Note that in this approach, to ensure optimal performance on enqueues, we leverage push_bulk to enqueue 1000 jobs at a time. Without that, the performance would have been worse.

Multiple records per job

The alternate approach is to process multiple records per job. This is how the code looks for this approach:

class BatchEmployeeProcessJob
include Sidekiq::Worker
  def perform(start_id, end_id)
Employee.where('emp_no >= ?', start_id)
.where('emp_no <= ?', end_id).each do |employee|
end
end
end
class BatchEmployeeProcessCallback
def on_success(status, options)
puts "Time to process: #{Time.zone.now - status.created_at}"
end
end
batch = Sidekiq::Batch.new
batch.on(:success, BatchEmployeeProcessCallback)
Employee.select(:emp_no).find_in_batches do |ebatch|
start_id = ebatch.first.emp_no
end_id = ebatch.last.emp_no
batch.jobs do
BatchEmployeeProcessJob.perform_async(start_id, end_id)
end
end

Here, the job takes a start and end id and processes through all records between those two ids. We create one job per 1000 records in this case, but that can be tuned depending on memory availability.

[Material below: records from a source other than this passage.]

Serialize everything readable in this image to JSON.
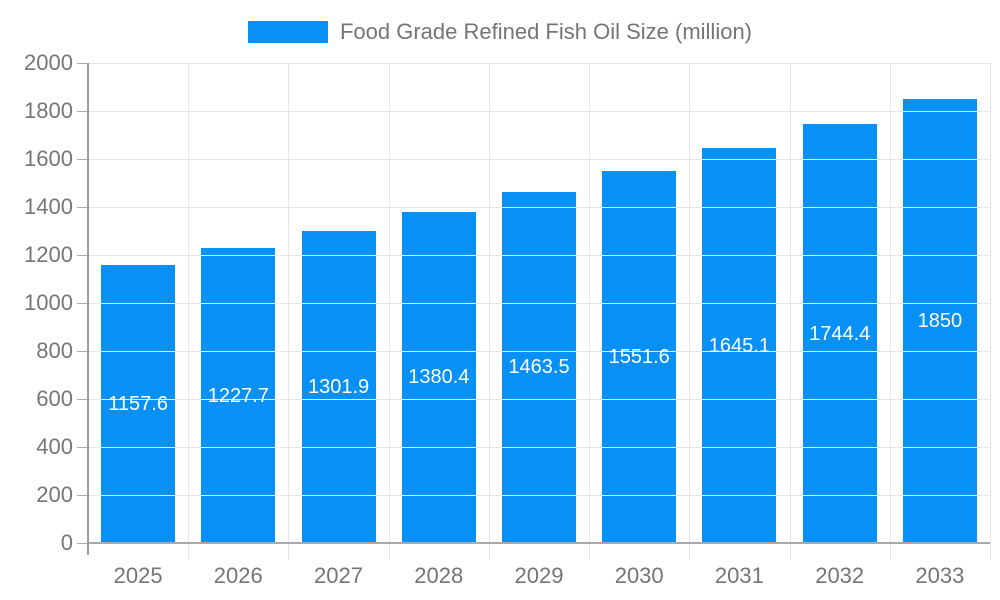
{
  "chart_data": {
    "type": "bar",
    "title": "Food Grade Refined Fish Oil Size (million)",
    "legend": {
      "position": "top",
      "label": "Food Grade Refined Fish Oil Size (million)"
    },
    "categories": [
      "2025",
      "2026",
      "2027",
      "2028",
      "2029",
      "2030",
      "2031",
      "2032",
      "2033"
    ],
    "series": [
      {
        "name": "Food Grade Refined Fish Oil Size (million)",
        "values": [
          1157.6,
          1227.7,
          1301.9,
          1380.4,
          1463.5,
          1551.6,
          1645.1,
          1744.4,
          1850
        ],
        "value_labels": [
          "1157.6",
          "1227.7",
          "1301.9",
          "1380.4",
          "1463.5",
          "1551.6",
          "1645.1",
          "1744.4",
          "1850"
        ]
      }
    ],
    "xlabel": "",
    "ylabel": "",
    "ylim": [
      0,
      2000
    ],
    "ytick_step": 200,
    "ytick_labels": [
      "0",
      "200",
      "400",
      "600",
      "800",
      "1000",
      "1200",
      "1400",
      "1600",
      "1800",
      "2000"
    ],
    "grid": true,
    "colors": {
      "bar": "#0791f7",
      "bar_value_text": "#ffffff",
      "axis_text": "#757575",
      "grid_line": "#e6e6e6",
      "axis_line": "#a9a9a9",
      "background": "#ffffff"
    }
  }
}
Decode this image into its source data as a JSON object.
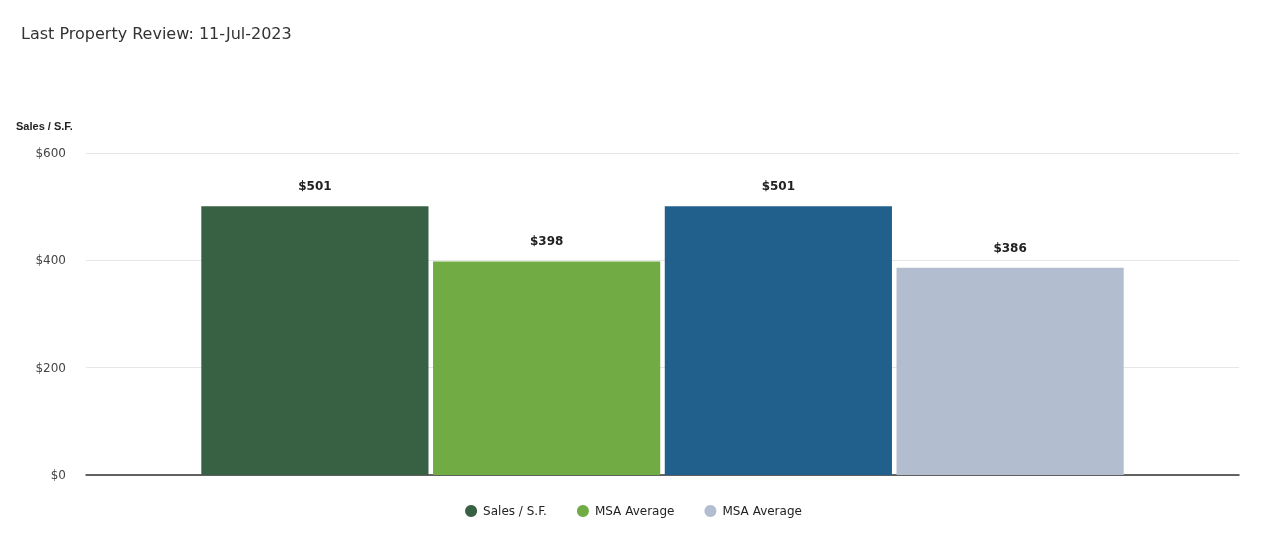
{
  "chart_data": {
    "type": "bar",
    "title": "Last Property Review: 11-Jul-2023",
    "ylabel": "Sales / S.F.",
    "categories": [
      null
    ],
    "series": [
      {
        "name": "Sales / S.F.",
        "color": "#386043",
        "values": [
          501
        ],
        "value_labels": [
          "$501"
        ]
      },
      {
        "name": "MSA Average",
        "color": "#70ab44",
        "values": [
          398
        ],
        "value_labels": [
          "$398"
        ]
      },
      {
        "color": "#21608c",
        "values": [
          501
        ],
        "value_labels": [
          "$501"
        ]
      },
      {
        "name": "MSA Average",
        "color": "#b3bdd0",
        "values": [
          386
        ],
        "value_labels": [
          "$386"
        ]
      }
    ],
    "ylim": [
      0,
      600
    ],
    "yticks": [
      {
        "value": 0,
        "label": "$0"
      },
      {
        "value": 200,
        "label": "$200"
      },
      {
        "value": 400,
        "label": "$400"
      },
      {
        "value": 600,
        "label": "$600"
      }
    ],
    "grid": "y",
    "legend": "bottom"
  }
}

With the same worker from last time with a concurrency of 15, this approach processed through all 500,000 records within 10 seconds!

That’s a 120x speedup!

Tuning for maximum efficiency

When processing multiple records at a time, the BatchEmployeeProcessJob loads N records into memory at a time. Since there can be 15 concurrent BatchEmployeeProcessJob running at the same time, that could lead to up to 15*N records loaded into memory at one time. This may or may not be an issue depending on the value of N and memory constraints of your workers. To solve for this, you can either lower the concurrency of the worker or lower N or both.

The improved performance seen in BatchEmployeeProcessJob is from two reasons:

  1. Fewer enqueues and dequeues from Redis queues overall because there are N times fewer jobs.
  2. Reduced network latency from MySQL queries — this approach makes one query per N records as opposed to one query per record.

If we added an update operation within the worker, the performance difference would be even greater, because multiple single record updates also has much worse performance than bulk updates.